Both Lawson and Theo Merz (writing in the Daily Telegraph) compare the Cucumber trilogy to Davies' Queer as Folk—Lawson argues that while Cucumber and Banana are "notably sexually graphic", the times have changed: "Queer as Folk was made at a time when campaigners were fighting to reduce the age of gay sexual consent from 18 to 16, while Davies' latest shows are screening in an era when men and women can legally marry each other", and therefore the depictions of explicit sexual themes are less likely to offend. Merz agrees, stating that Cucumber and Banana "feel less dangerous, and so less exciting than the earlier Queer as Folk"; Merz also argues that Cucumber has wider latitude to represent more varied gay characters as it is not carrying the burden of being the only show on television representing gay life.

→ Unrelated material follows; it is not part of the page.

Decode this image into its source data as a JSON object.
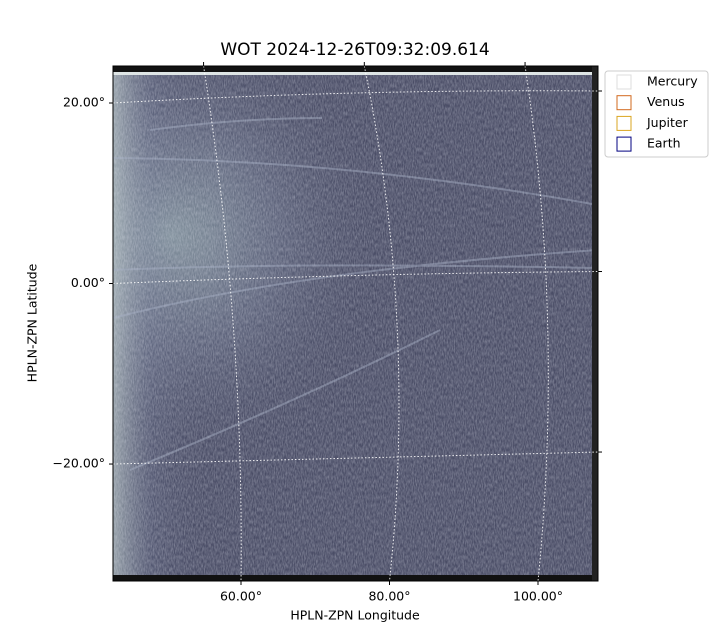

Writing in the Telegraph, Gerard O'Donovan argued that the first episode succeeded ("In terms of comedy it worked brilliantly, the brio and louche wit of Davies' writing bringing a rare energy and grit to the unfolding chaos"). But Michael Hogan, also writing in the Telegraph, said that after watching the third episode, he was "disappointed" and could not find much warmth in the protagonist, Henry.

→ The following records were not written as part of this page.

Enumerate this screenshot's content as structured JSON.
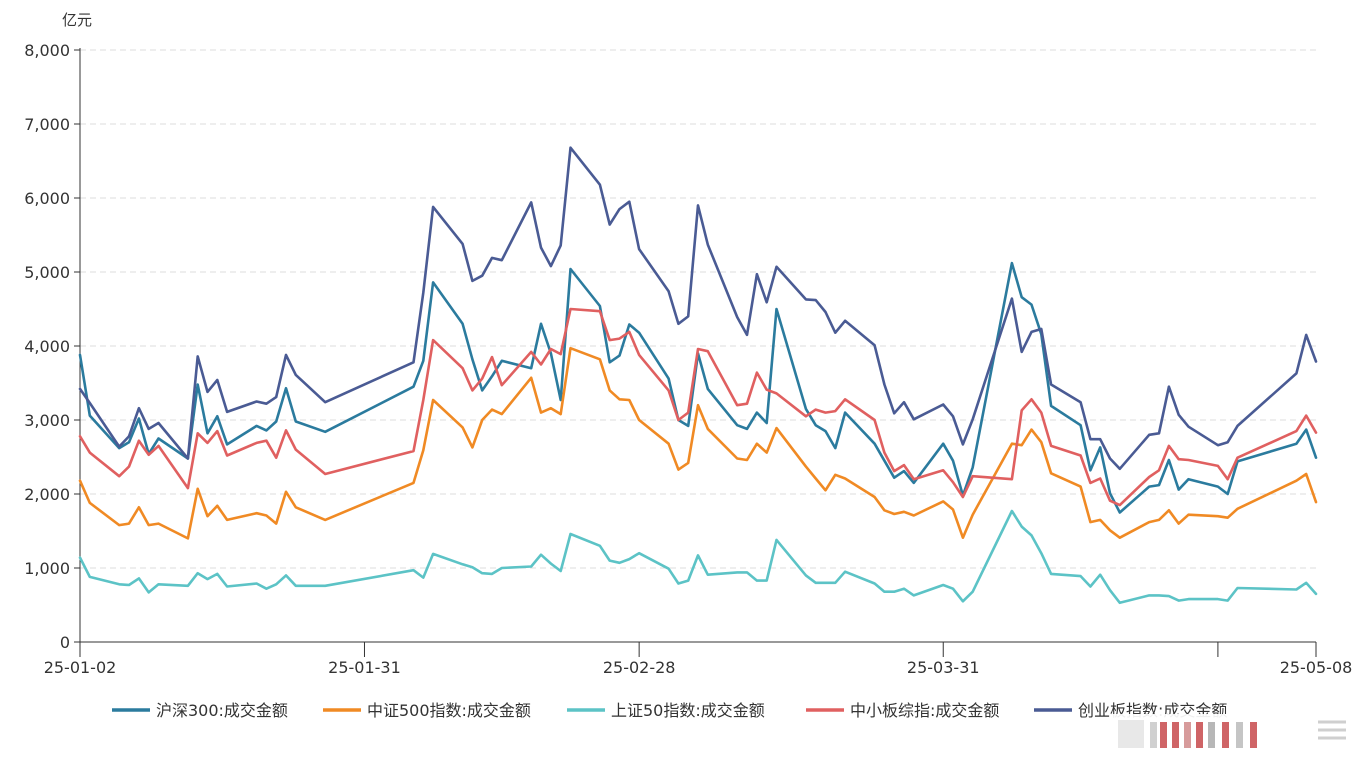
{
  "chart_data": {
    "type": "line",
    "ylabel": "亿元",
    "ylim": [
      0,
      8000
    ],
    "yticks": [
      "0",
      "1,000",
      "2,000",
      "3,000",
      "4,000",
      "5,000",
      "6,000",
      "7,000",
      "8,000"
    ],
    "xticks": [
      "25-01-02",
      "25-01-31",
      "25-02-28",
      "25-03-31",
      "25-05-08"
    ],
    "grid": true,
    "legend_position": "bottom",
    "x": [
      "2025-01-02",
      "2025-01-03",
      "2025-01-06",
      "2025-01-07",
      "2025-01-08",
      "2025-01-09",
      "2025-01-10",
      "2025-01-13",
      "2025-01-14",
      "2025-01-15",
      "2025-01-16",
      "2025-01-17",
      "2025-01-20",
      "2025-01-21",
      "2025-01-22",
      "2025-01-23",
      "2025-01-24",
      "2025-01-27",
      "2025-02-05",
      "2025-02-06",
      "2025-02-07",
      "2025-02-10",
      "2025-02-11",
      "2025-02-12",
      "2025-02-13",
      "2025-02-14",
      "2025-02-17",
      "2025-02-18",
      "2025-02-19",
      "2025-02-20",
      "2025-02-21",
      "2025-02-24",
      "2025-02-25",
      "2025-02-26",
      "2025-02-27",
      "2025-02-28",
      "2025-03-03",
      "2025-03-04",
      "2025-03-05",
      "2025-03-06",
      "2025-03-07",
      "2025-03-10",
      "2025-03-11",
      "2025-03-12",
      "2025-03-13",
      "2025-03-14",
      "2025-03-17",
      "2025-03-18",
      "2025-03-19",
      "2025-03-20",
      "2025-03-21",
      "2025-03-24",
      "2025-03-25",
      "2025-03-26",
      "2025-03-27",
      "2025-03-28",
      "2025-03-31",
      "2025-04-01",
      "2025-04-02",
      "2025-04-03",
      "2025-04-07",
      "2025-04-08",
      "2025-04-09",
      "2025-04-10",
      "2025-04-11",
      "2025-04-14",
      "2025-04-15",
      "2025-04-16",
      "2025-04-17",
      "2025-04-18",
      "2025-04-21",
      "2025-04-22",
      "2025-04-23",
      "2025-04-24",
      "2025-04-25",
      "2025-04-28",
      "2025-04-29",
      "2025-04-30",
      "2025-05-06",
      "2025-05-07",
      "2025-05-08"
    ],
    "series": [
      {
        "name": "沪深300:成交金额",
        "color": "#2b7b9e",
        "values": [
          3880,
          3060,
          2620,
          2700,
          3020,
          2540,
          2750,
          2480,
          3480,
          2820,
          3050,
          2670,
          2920,
          2860,
          2980,
          3430,
          2980,
          2840,
          3450,
          3800,
          4860,
          4300,
          3820,
          3400,
          3590,
          3800,
          3700,
          4300,
          3900,
          3270,
          5040,
          4540,
          3780,
          3870,
          4290,
          4180,
          3560,
          3000,
          2920,
          3900,
          3420,
          2930,
          2880,
          3100,
          2960,
          4500,
          3150,
          2930,
          2850,
          2620,
          3100,
          2680,
          2450,
          2220,
          2310,
          2150,
          2680,
          2450,
          1980,
          2360,
          5120,
          4660,
          4560,
          4160,
          3190,
          2930,
          2320,
          2630,
          2010,
          1750,
          2100,
          2120,
          2460,
          2060,
          2200,
          2100,
          2000,
          2440,
          2680,
          2870,
          2490
        ]
      },
      {
        "name": "中证500指数:成交金额",
        "color": "#f08a24",
        "values": [
          2180,
          1880,
          1580,
          1600,
          1820,
          1580,
          1600,
          1400,
          2070,
          1700,
          1840,
          1650,
          1740,
          1710,
          1600,
          2030,
          1820,
          1650,
          2150,
          2590,
          3270,
          2900,
          2630,
          3000,
          3140,
          3080,
          3570,
          3100,
          3160,
          3080,
          3970,
          3820,
          3400,
          3280,
          3270,
          3000,
          2680,
          2330,
          2420,
          3200,
          2880,
          2480,
          2460,
          2680,
          2560,
          2890,
          2370,
          2210,
          2050,
          2260,
          2210,
          1960,
          1780,
          1730,
          1760,
          1710,
          1900,
          1790,
          1410,
          1720,
          2680,
          2660,
          2870,
          2700,
          2280,
          2100,
          1620,
          1650,
          1510,
          1410,
          1620,
          1650,
          1780,
          1600,
          1720,
          1700,
          1680,
          1800,
          2180,
          2270,
          1890
        ]
      },
      {
        "name": "上证50指数:成交金额",
        "color": "#5cc3c6",
        "values": [
          1140,
          880,
          780,
          770,
          860,
          670,
          780,
          760,
          930,
          850,
          920,
          750,
          790,
          720,
          780,
          900,
          760,
          760,
          970,
          870,
          1190,
          1050,
          1010,
          930,
          920,
          1000,
          1020,
          1180,
          1060,
          960,
          1460,
          1300,
          1100,
          1070,
          1120,
          1200,
          990,
          790,
          830,
          1170,
          910,
          940,
          940,
          830,
          830,
          1380,
          900,
          800,
          800,
          800,
          950,
          790,
          680,
          680,
          720,
          630,
          770,
          720,
          550,
          680,
          1770,
          1560,
          1440,
          1200,
          920,
          890,
          750,
          910,
          700,
          530,
          630,
          630,
          620,
          560,
          580,
          580,
          560,
          730,
          710,
          800,
          650
        ]
      },
      {
        "name": "中小板综指:成交金额",
        "color": "#e06060",
        "values": [
          2780,
          2560,
          2240,
          2370,
          2720,
          2530,
          2650,
          2080,
          2820,
          2690,
          2850,
          2520,
          2690,
          2720,
          2490,
          2860,
          2600,
          2270,
          2580,
          3270,
          4080,
          3700,
          3400,
          3560,
          3850,
          3470,
          3920,
          3750,
          3960,
          3890,
          4500,
          4470,
          4080,
          4100,
          4190,
          3880,
          3400,
          3000,
          3100,
          3960,
          3930,
          3200,
          3220,
          3640,
          3410,
          3360,
          3050,
          3140,
          3100,
          3120,
          3280,
          3000,
          2560,
          2310,
          2390,
          2200,
          2320,
          2160,
          1960,
          2240,
          2200,
          3130,
          3280,
          3100,
          2650,
          2520,
          2150,
          2210,
          1910,
          1850,
          2230,
          2320,
          2650,
          2470,
          2460,
          2380,
          2200,
          2490,
          2850,
          3060,
          2830
        ]
      },
      {
        "name": "创业板指数:成交金额",
        "color": "#4a5b94",
        "values": [
          3420,
          3230,
          2640,
          2780,
          3160,
          2880,
          2960,
          2480,
          3860,
          3380,
          3540,
          3110,
          3250,
          3220,
          3310,
          3880,
          3610,
          3240,
          3780,
          4720,
          5880,
          5380,
          4880,
          4950,
          5190,
          5160,
          5940,
          5330,
          5080,
          5360,
          6680,
          6180,
          5640,
          5850,
          5950,
          5310,
          4740,
          4300,
          4400,
          5900,
          5370,
          4390,
          4150,
          4970,
          4590,
          5070,
          4630,
          4620,
          4460,
          4180,
          4340,
          4010,
          3480,
          3090,
          3240,
          3010,
          3210,
          3050,
          2670,
          3010,
          4640,
          3920,
          4190,
          4230,
          3480,
          3240,
          2740,
          2740,
          2480,
          2340,
          2800,
          2820,
          3450,
          3070,
          2910,
          2660,
          2700,
          2920,
          3630,
          4150,
          3790
        ]
      }
    ]
  },
  "watermark_text": "𝖫𝗂𝗇𝖽𝗂𝗋"
}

The series was also positively reviewed in The Independent, where Ellen E. Jones stated: "In Davies' hands, the tragi-comedy of middle-aged desperation is so sad, but so, very, very funny". Jones also argued that the appeal of the show was "universal" rather than just limited to a gay audience.

==International broadcasts==
Both Cucumber and Banana premiered in the United States on Logo on 13 April 2015 and were watched by 55,000 viewers. Both series aired in Australia on SBS Television. In Canada, Cucumber and Banana were broadcast on OutTV in spring 2015. The series aired in Germany as a dubbed version with the first episode on WDR on 30 July 2016, which was watched by 70,000 viewers.